Kıbrıs’ın işgal bölgesinde çeyrek asırdan fazla “başbakanlık” yapmış gadimici işgal işbirlikçilerinden Derviş Eroğlu’nun kızı Resmiye Canaltay şöyle demişti “ulaştırma bakanı” iken:
-“TC Karayolları’nın tek istediği şey, önünün açılması. Başka bir ülke buraya gelip bürokrasiyle uğraşmak istemez. Biz sadece önlerini açıyoruz, onlar da görevlerini yapıyorlar”…
“Söyleyin onlara burası bağımsız bir cumhuriyettir” diyen Baba Denktaş’ın oğlu Serdar Denktaş da şöyle demişti:
-“Yol konusundaki ülke gerçeklerini de unutmamak gerekir. Yollarımız Türkiye tarafından yapılmaktadır. İstimlak bedelleri ve yol bakım onarımı ise yerel gelirlerimizle karşılanmaktadır”…
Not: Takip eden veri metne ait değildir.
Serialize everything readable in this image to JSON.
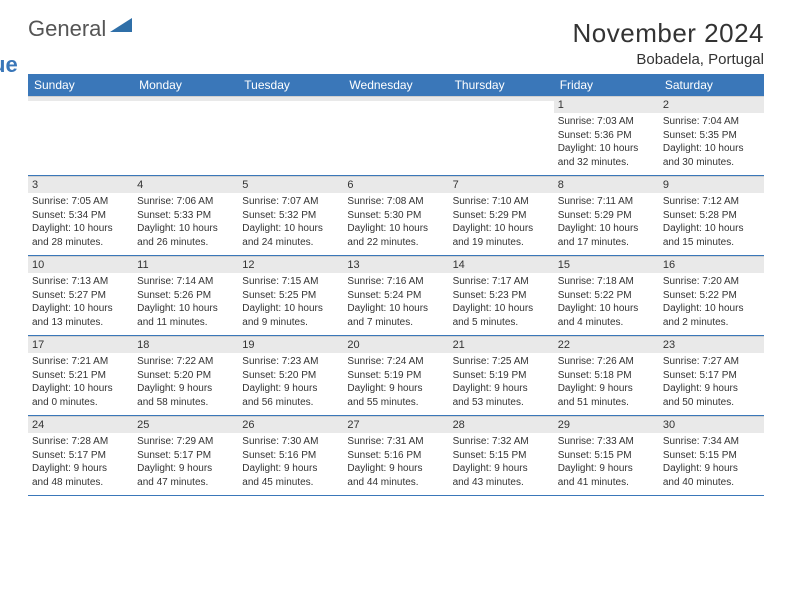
{
  "brand": {
    "line1": "General",
    "line2": "Blue"
  },
  "title": "November 2024",
  "location": "Bobadela, Portugal",
  "colors": {
    "header_bg": "#3a77b9",
    "header_text": "#ffffff",
    "daynum_bg": "#e9e9e9",
    "text": "#333333",
    "rule": "#3a77b9"
  },
  "weekdays": [
    "Sunday",
    "Monday",
    "Tuesday",
    "Wednesday",
    "Thursday",
    "Friday",
    "Saturday"
  ],
  "weeks": [
    [
      {
        "n": "",
        "lines": [
          "",
          "",
          "",
          ""
        ]
      },
      {
        "n": "",
        "lines": [
          "",
          "",
          "",
          ""
        ]
      },
      {
        "n": "",
        "lines": [
          "",
          "",
          "",
          ""
        ]
      },
      {
        "n": "",
        "lines": [
          "",
          "",
          "",
          ""
        ]
      },
      {
        "n": "",
        "lines": [
          "",
          "",
          "",
          ""
        ]
      },
      {
        "n": "1",
        "lines": [
          "Sunrise: 7:03 AM",
          "Sunset: 5:36 PM",
          "Daylight: 10 hours",
          "and 32 minutes."
        ]
      },
      {
        "n": "2",
        "lines": [
          "Sunrise: 7:04 AM",
          "Sunset: 5:35 PM",
          "Daylight: 10 hours",
          "and 30 minutes."
        ]
      }
    ],
    [
      {
        "n": "3",
        "lines": [
          "Sunrise: 7:05 AM",
          "Sunset: 5:34 PM",
          "Daylight: 10 hours",
          "and 28 minutes."
        ]
      },
      {
        "n": "4",
        "lines": [
          "Sunrise: 7:06 AM",
          "Sunset: 5:33 PM",
          "Daylight: 10 hours",
          "and 26 minutes."
        ]
      },
      {
        "n": "5",
        "lines": [
          "Sunrise: 7:07 AM",
          "Sunset: 5:32 PM",
          "Daylight: 10 hours",
          "and 24 minutes."
        ]
      },
      {
        "n": "6",
        "lines": [
          "Sunrise: 7:08 AM",
          "Sunset: 5:30 PM",
          "Daylight: 10 hours",
          "and 22 minutes."
        ]
      },
      {
        "n": "7",
        "lines": [
          "Sunrise: 7:10 AM",
          "Sunset: 5:29 PM",
          "Daylight: 10 hours",
          "and 19 minutes."
        ]
      },
      {
        "n": "8",
        "lines": [
          "Sunrise: 7:11 AM",
          "Sunset: 5:29 PM",
          "Daylight: 10 hours",
          "and 17 minutes."
        ]
      },
      {
        "n": "9",
        "lines": [
          "Sunrise: 7:12 AM",
          "Sunset: 5:28 PM",
          "Daylight: 10 hours",
          "and 15 minutes."
        ]
      }
    ],
    [
      {
        "n": "10",
        "lines": [
          "Sunrise: 7:13 AM",
          "Sunset: 5:27 PM",
          "Daylight: 10 hours",
          "and 13 minutes."
        ]
      },
      {
        "n": "11",
        "lines": [
          "Sunrise: 7:14 AM",
          "Sunset: 5:26 PM",
          "Daylight: 10 hours",
          "and 11 minutes."
        ]
      },
      {
        "n": "12",
        "lines": [
          "Sunrise: 7:15 AM",
          "Sunset: 5:25 PM",
          "Daylight: 10 hours",
          "and 9 minutes."
        ]
      },
      {
        "n": "13",
        "lines": [
          "Sunrise: 7:16 AM",
          "Sunset: 5:24 PM",
          "Daylight: 10 hours",
          "and 7 minutes."
        ]
      },
      {
        "n": "14",
        "lines": [
          "Sunrise: 7:17 AM",
          "Sunset: 5:23 PM",
          "Daylight: 10 hours",
          "and 5 minutes."
        ]
      },
      {
        "n": "15",
        "lines": [
          "Sunrise: 7:18 AM",
          "Sunset: 5:22 PM",
          "Daylight: 10 hours",
          "and 4 minutes."
        ]
      },
      {
        "n": "16",
        "lines": [
          "Sunrise: 7:20 AM",
          "Sunset: 5:22 PM",
          "Daylight: 10 hours",
          "and 2 minutes."
        ]
      }
    ],
    [
      {
        "n": "17",
        "lines": [
          "Sunrise: 7:21 AM",
          "Sunset: 5:21 PM",
          "Daylight: 10 hours",
          "and 0 minutes."
        ]
      },
      {
        "n": "18",
        "lines": [
          "Sunrise: 7:22 AM",
          "Sunset: 5:20 PM",
          "Daylight: 9 hours",
          "and 58 minutes."
        ]
      },
      {
        "n": "19",
        "lines": [
          "Sunrise: 7:23 AM",
          "Sunset: 5:20 PM",
          "Daylight: 9 hours",
          "and 56 minutes."
        ]
      },
      {
        "n": "20",
        "lines": [
          "Sunrise: 7:24 AM",
          "Sunset: 5:19 PM",
          "Daylight: 9 hours",
          "and 55 minutes."
        ]
      },
      {
        "n": "21",
        "lines": [
          "Sunrise: 7:25 AM",
          "Sunset: 5:19 PM",
          "Daylight: 9 hours",
          "and 53 minutes."
        ]
      },
      {
        "n": "22",
        "lines": [
          "Sunrise: 7:26 AM",
          "Sunset: 5:18 PM",
          "Daylight: 9 hours",
          "and 51 minutes."
        ]
      },
      {
        "n": "23",
        "lines": [
          "Sunrise: 7:27 AM",
          "Sunset: 5:17 PM",
          "Daylight: 9 hours",
          "and 50 minutes."
        ]
      }
    ],
    [
      {
        "n": "24",
        "lines": [
          "Sunrise: 7:28 AM",
          "Sunset: 5:17 PM",
          "Daylight: 9 hours",
          "and 48 minutes."
        ]
      },
      {
        "n": "25",
        "lines": [
          "Sunrise: 7:29 AM",
          "Sunset: 5:17 PM",
          "Daylight: 9 hours",
          "and 47 minutes."
        ]
      },
      {
        "n": "26",
        "lines": [
          "Sunrise: 7:30 AM",
          "Sunset: 5:16 PM",
          "Daylight: 9 hours",
          "and 45 minutes."
        ]
      },
      {
        "n": "27",
        "lines": [
          "Sunrise: 7:31 AM",
          "Sunset: 5:16 PM",
          "Daylight: 9 hours",
          "and 44 minutes."
        ]
      },
      {
        "n": "28",
        "lines": [
          "Sunrise: 7:32 AM",
          "Sunset: 5:15 PM",
          "Daylight: 9 hours",
          "and 43 minutes."
        ]
      },
      {
        "n": "29",
        "lines": [
          "Sunrise: 7:33 AM",
          "Sunset: 5:15 PM",
          "Daylight: 9 hours",
          "and 41 minutes."
        ]
      },
      {
        "n": "30",
        "lines": [
          "Sunrise: 7:34 AM",
          "Sunset: 5:15 PM",
          "Daylight: 9 hours",
          "and 40 minutes."
        ]
      }
    ]
  ]
}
Baba Denktaş değil devlet kurmak, karayolları dairesi bile kuramadı luggoları yamasın…
Sömürge Valisi dediğimiz Metin Feyzioğlu elinde kürekle yollardaki luggoları yamar 2023 senesinde!
Ne diyor Serdar Denktaş?
-“Yol konusundaki ülke gerçeklerini de unutmamak gerekir. Yollarımız Türkiye tarafından yapılmaktadır”…
Ne diyor Nazım Çavuşoğlu?
-Eğitim Bakanlığı olarak 100’ün üzerinde okul projesini TC’ye bağlı Kalkınma ve Ekonomik İşbirliği Ofisi’ne (Yardım Heyeti) sunduk. Bu projeler kabul edilmediği için çadırda eğitim yapıyoruz. Çadırdan niye utanıyorsunuz ki? Bu ülkenin gerçeği budur. Yüzleşeceksiniz”…
Serdar’ımız diyor ki:
-Yollarımızı Türkiye yapar, bu gerçekle yüzleşeceksiniz…
Nazım’ımız diyor ki:
-Okullarımızı Türkiye yapar, bu gerçekle yüzleşeceksiniz…
Ben da diyorum ki:
-Berikat Türkiye Kıbrıs’ı işgal etmeden önce Lefkoşa’ya bir hastane olsun yaptık!
Ne Nazım Çavuşoğlu’nun ne Serdar Denktaş’ın ne de Resmiye Canaltay’ın söylediğinde bir yanlış vardır.
Kıbrıs’ın kuzeyi Türkiye’nin sömürgesidir diyoruz değil mi?
Kıbrıs Britanya işgali altındayken İngiliz Sömürge İdaresi yerlilere mi soruyordu yol, okul, hastane, posta dairesi, mahkeme binası, tren yolu yaparken?
Sömürgeci İngiliz de bir proje yaparken bize sormuyordu, sömürgeci Türk de sormuyor. Aralarındaki tek fark “öncelikler”dir. Britanya okul-hastane yaparken Türkiye cami yapıyor; Britanya tren yolu-postane yaparken Türkiye Külliye inşa ediyor. Sömürgeci efendi ne yapılacağına kendisi karar verir…
Benden söylemesi, Metin Bey’i elinde kürekle luggo doldururken görürseniz şaşırmayın!